I take the hint when Professor Amardeep says - "I encourage you to use your own blog as a space where you can criticize in detail all the writers you feel are overrated" - and feel enormously obliged were he to "allow" my acerbic and combative comments "to stand"!

Panini:
You get the picture. A blog is not grad school.

Yes, I was exaggerating a bit about Amardeep's good looks and glamor (not that he is lacking in either department). But I remember from one of your earlier comments something about his being a professor at 32 - I don't know what that has to do with anything. Not to mention the last paragraph in your last post which pretty much insinuated that most readers "here" are "sitting far away from home" and spouting off and/or accepting Amardeep's opinions without further independent examination. Which I took to mean that our sole introduction to these authors and Indian literature may be by reading Amardeep's blog. For most of us, home is now here. And some of us unbeknownst to you, came of age in India. So we are not unfamiliar with the milieu of "home" that you refer to and many are not reading these stories for the first time or through the filter of American sensibilities. You say you are twenty four (you sound wiser beyond your years) which makes you younger than both my adult children. So I understand the "infantile disorders" you refer to.
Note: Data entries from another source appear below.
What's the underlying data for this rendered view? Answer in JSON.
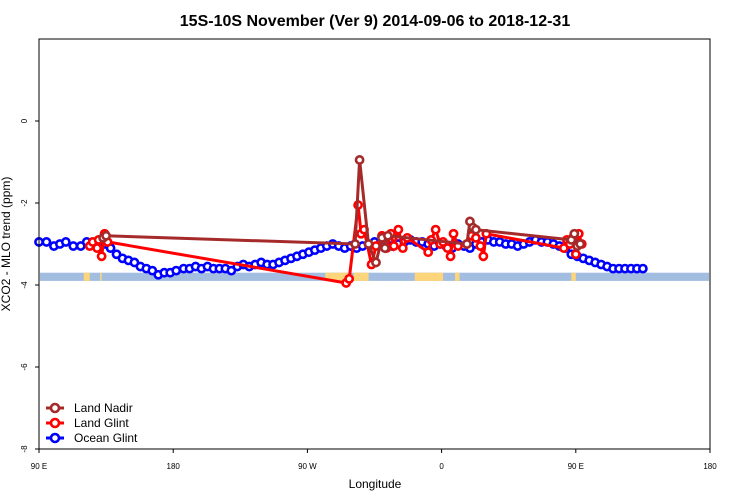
{
  "chart_data": {
    "type": "line",
    "title": "15S-10S November (Ver 9)   2014-09-06 to 2018-12-31",
    "xlabel": "Longitude",
    "ylabel": "XCO2 - MLO trend (ppm)",
    "xlim": [
      90,
      450
    ],
    "ylim": [
      -8,
      2
    ],
    "x_ticks": [
      {
        "value": 90,
        "label": "90 E"
      },
      {
        "value": 180,
        "label": "180"
      },
      {
        "value": 270,
        "label": "90 W"
      },
      {
        "value": 360,
        "label": "0"
      },
      {
        "value": 450,
        "label": "90 E"
      },
      {
        "value": 540,
        "label": "180"
      }
    ],
    "y_ticks": [
      {
        "value": 0,
        "label": "0"
      },
      {
        "value": -2,
        "label": "-2"
      },
      {
        "value": -4,
        "label": "-4"
      },
      {
        "value": -6,
        "label": "-6"
      },
      {
        "value": -8,
        "label": "-8"
      }
    ],
    "band": {
      "y_top": -3.7,
      "y_bottom": -3.9,
      "ocean_color": "#a3bde0",
      "land_color": "#fdd57a"
    },
    "land_segments": [
      [
        120,
        124
      ],
      [
        131,
        132
      ],
      [
        282,
        297
      ],
      [
        301,
        311
      ],
      [
        342,
        361
      ],
      [
        369,
        372
      ],
      [
        447,
        450
      ]
    ],
    "xlim_end": 540,
    "series": [
      {
        "name": "Land Nadir",
        "color": "#a52a2a",
        "x": [
          133,
          135,
          302,
          305,
          311,
          316,
          320,
          322,
          324,
          377,
          379,
          381,
          383,
          447,
          449,
          451,
          453
        ],
        "y": [
          -2.85,
          -2.8,
          -3.0,
          -0.95,
          -3.0,
          -3.45,
          -2.85,
          -3.1,
          -2.8,
          -3.0,
          -2.45,
          -2.6,
          -2.65,
          -2.9,
          -2.75,
          -3.05,
          -3.0
        ]
      },
      {
        "name": "Land Glint",
        "color": "#ff0000",
        "x": [
          124,
          126,
          129,
          130,
          132,
          134,
          136,
          296,
          298,
          304,
          306,
          308,
          313,
          316,
          320,
          323,
          326,
          328,
          331,
          334,
          337,
          351,
          353,
          356,
          359,
          361,
          364,
          366,
          368,
          371,
          377,
          380,
          383,
          386,
          388,
          390,
          442,
          444,
          446,
          448,
          450,
          452,
          454
        ],
        "y": [
          -3.05,
          -2.95,
          -3.1,
          -2.9,
          -3.3,
          -2.75,
          -2.95,
          -3.95,
          -3.85,
          -2.05,
          -2.75,
          -2.65,
          -3.5,
          -3.05,
          -2.8,
          -3.1,
          -2.75,
          -3.05,
          -2.65,
          -3.1,
          -2.85,
          -3.2,
          -2.9,
          -2.65,
          -3.0,
          -2.95,
          -3.1,
          -3.3,
          -2.75,
          -3.05,
          -3.0,
          -2.8,
          -2.85,
          -3.05,
          -3.3,
          -2.75,
          -3.1,
          -2.9,
          -3.0,
          -2.85,
          -3.25,
          -2.75,
          -3.0
        ],
        "path_order": [
          0,
          1,
          2,
          3,
          4,
          5,
          6
        ]
      },
      {
        "name": "Ocean Glint",
        "color": "#0000ff",
        "x": [
          90,
          95,
          100,
          104,
          108,
          113,
          118,
          122,
          126,
          130,
          134,
          138,
          142,
          146,
          150,
          154,
          158,
          162,
          166,
          170,
          174,
          178,
          182,
          187,
          191,
          195,
          199,
          203,
          207,
          211,
          215,
          219,
          223,
          227,
          231,
          235,
          239,
          243,
          247,
          251,
          255,
          259,
          263,
          267,
          271,
          275,
          279,
          283,
          287,
          291,
          295,
          299,
          303,
          307,
          311,
          315,
          319,
          323,
          327,
          331,
          335,
          339,
          343,
          347,
          351,
          355,
          359,
          363,
          367,
          371,
          375,
          379,
          383,
          387,
          391,
          395,
          399,
          403,
          407,
          411,
          415,
          419,
          423,
          427,
          431,
          435,
          439,
          443,
          447,
          451,
          455,
          459,
          463,
          467,
          471,
          475,
          479,
          483,
          487,
          491,
          495
        ],
        "y": [
          -2.95,
          -2.95,
          -3.05,
          -3.0,
          -2.95,
          -3.05,
          -3.05,
          -2.95,
          -3.0,
          -2.95,
          -3.0,
          -3.1,
          -3.25,
          -3.35,
          -3.4,
          -3.45,
          -3.55,
          -3.6,
          -3.65,
          -3.75,
          -3.7,
          -3.7,
          -3.65,
          -3.6,
          -3.6,
          -3.55,
          -3.6,
          -3.55,
          -3.6,
          -3.6,
          -3.6,
          -3.65,
          -3.55,
          -3.5,
          -3.55,
          -3.5,
          -3.45,
          -3.5,
          -3.5,
          -3.45,
          -3.4,
          -3.35,
          -3.3,
          -3.25,
          -3.2,
          -3.15,
          -3.1,
          -3.05,
          -3.0,
          -3.05,
          -3.1,
          -3.05,
          -3.1,
          -3.05,
          -3.0,
          -2.95,
          -3.0,
          -3.0,
          -3.05,
          -3.0,
          -2.95,
          -2.9,
          -2.95,
          -2.95,
          -3.0,
          -3.05,
          -3.0,
          -3.05,
          -3.1,
          -3.0,
          -3.05,
          -3.1,
          -3.0,
          -2.95,
          -2.9,
          -2.95,
          -2.95,
          -3.0,
          -3.0,
          -3.05,
          -3.0,
          -2.95,
          -2.9,
          -2.95,
          -2.95,
          -3.0,
          -3.05,
          -3.1,
          -3.25,
          -3.3,
          -3.35,
          -3.4,
          -3.45,
          -3.5,
          -3.55,
          -3.6,
          -3.6,
          -3.6,
          -3.6,
          -3.6,
          -3.6
        ]
      }
    ],
    "legend_position": "bottom-left",
    "grid": false
  }
}
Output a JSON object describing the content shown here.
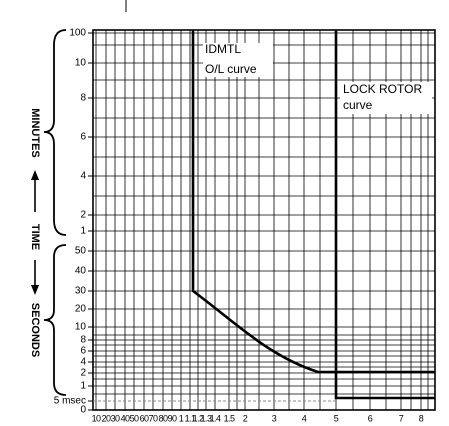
{
  "axis_title": {
    "top": "MINUTES",
    "middle": "TIME",
    "bottom": "SECONDS"
  },
  "y_axis": {
    "labels": [
      "100",
      "10",
      "8",
      "6",
      "4",
      "2",
      "1",
      "50",
      "40",
      "30",
      "20",
      "10",
      "8",
      "6",
      "4",
      "2",
      "1",
      "5 msec",
      "0"
    ]
  },
  "x_axis": {
    "labels": [
      "10",
      "20",
      "30",
      "40",
      "50",
      "60",
      "70",
      "80",
      "90",
      "1",
      "1.1",
      "1.2",
      "1.3",
      "1.4",
      "1.5",
      "2",
      "3",
      "4",
      "5",
      "6",
      "7",
      "8"
    ]
  },
  "annotations": [
    "IDMTL",
    "O/L curve",
    "LOCK ROTOR",
    "curve"
  ]
}
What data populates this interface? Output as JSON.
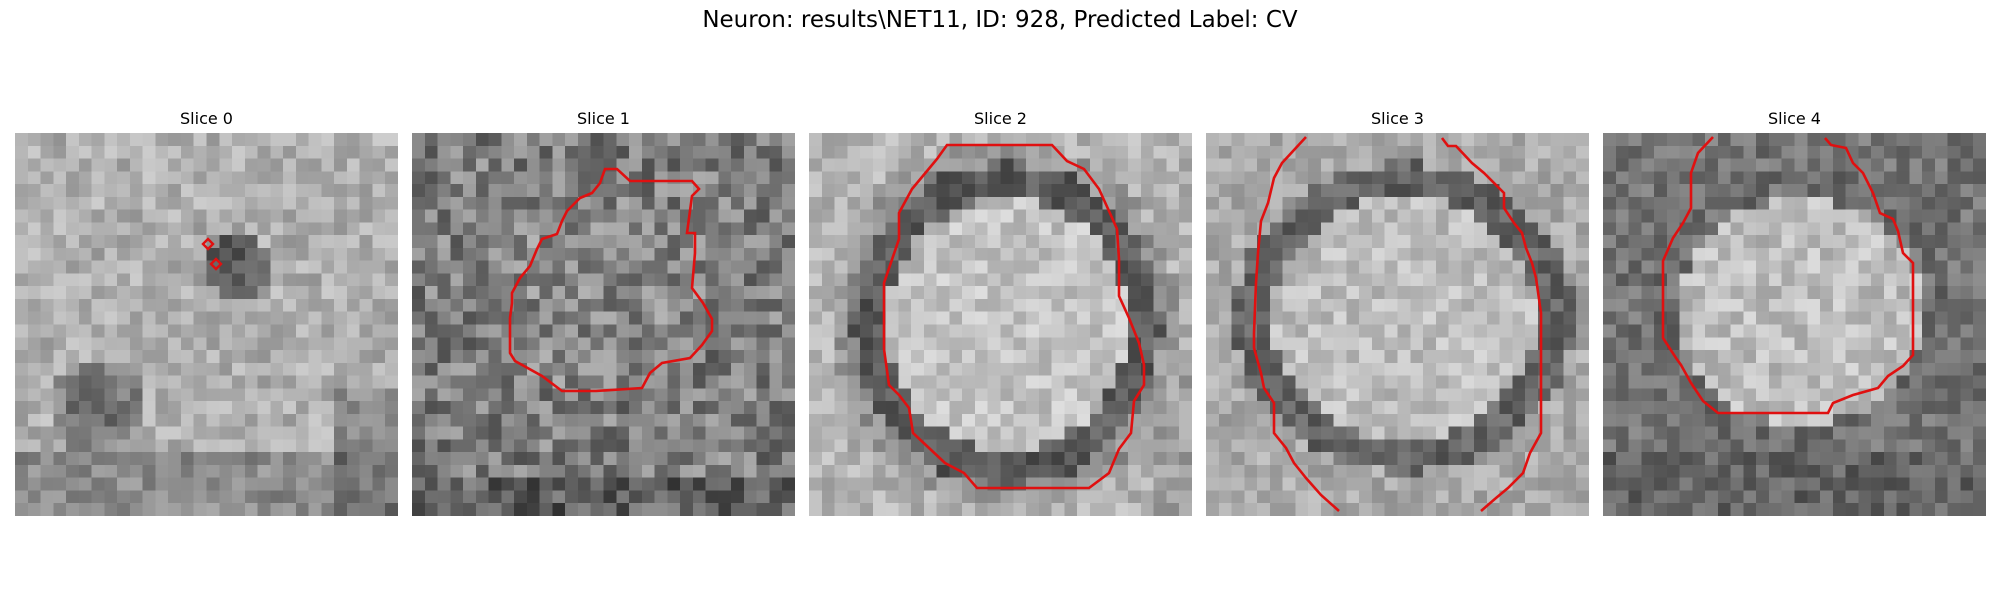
{
  "figure": {
    "title": "Neuron: results\\NET11, ID: 928, Predicted Label: CV"
  },
  "slices": [
    {
      "label": "Slice 0"
    },
    {
      "label": "Slice 1"
    },
    {
      "label": "Slice 2"
    },
    {
      "label": "Slice 3"
    },
    {
      "label": "Slice 4"
    }
  ],
  "colors": {
    "contour": "#e01010",
    "background": "#ffffff"
  }
}
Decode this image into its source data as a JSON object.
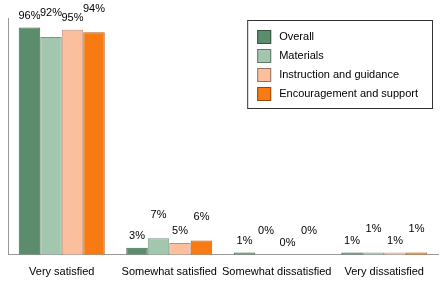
{
  "chart_data": {
    "type": "bar",
    "categories": [
      "Very satisfied",
      "Somewhat satisfied",
      "Somewhat dissatisfied",
      "Very dissatisfied"
    ],
    "series": [
      {
        "name": "Overall",
        "color": "#5b8c6b",
        "values": [
          96,
          3,
          1,
          1
        ],
        "value_labels": [
          "96%",
          "3%",
          "1%",
          "1%"
        ]
      },
      {
        "name": "Materials",
        "color": "#a2c6ae",
        "values": [
          92,
          7,
          0,
          1
        ],
        "value_labels": [
          "92%",
          "7%",
          "0%",
          "1%"
        ]
      },
      {
        "name": "Instruction and guidance",
        "color": "#fcbf9e",
        "values": [
          95,
          5,
          0,
          1
        ],
        "value_labels": [
          "95%",
          "5%",
          "0%",
          "1%"
        ]
      },
      {
        "name": "Encouragement and support",
        "color": "#f77b12",
        "values": [
          94,
          6,
          0,
          1
        ],
        "value_labels": [
          "94%",
          "6%",
          "0%",
          "1%"
        ]
      }
    ],
    "ylim": [
      0,
      100
    ],
    "grid": false,
    "legend": "upper right",
    "data_labels": true,
    "tick_labels": "x"
  }
}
I took some of your previous comments to be a bit churlish and combative. I am glad that you saw some of them the same way. And yes, there is an etiquette for public discourse, not just on blogs, I would think. And call it intellectual lethargy, if you will. But a blog is read by a whole host of people, most of whom, unlike you and me, remain silent. It is unrealistic to expect this forum to lend itself to endless debate on a single issue that appeals to one or just a handful of readers.

I am a blogger myself. Most of us do it for fun - for me, that mostly constitutes criticizing George Bush and for Amardeep (who also has a full time job), it is a whole range of subjects. After making a post, it is unreasonable to expect the author to linger on a subject forever, until all his readers have been satisfied. I did detect from your tone that you were putting undue pressure on Amardeep and other readers to see things your way. That is not fair.

Dear Ruchira,

When you say "you get the picture" - I feel the imperious heat. I feel strangely threatened. It is a bit like George Bush talking down to Iran. This is precisely what I meant: When you shift spaces across continents - when you move from an underdeveloped to an overdeveloped habitation, the discourse no longer remains the same. This is a very basic lesson one learns as a student of sociolinguistics.

I am largely unmoved by your wisdom but for fear of sounding impolite I will not dwell on the subject any longer. I am a somewhat proud intellect and I deeply cherish this vanity.

For instance, I will never 'criticize Gerge Bush for fun'. In this vast world inhabited by the likes of Bush and Modi, I have lost my sense of fun and even humour. I am too fierce a secularist and, even if it sounds a bit self-congratulatory, too compassionate a leftist to be able to afford such sophomoric excitement.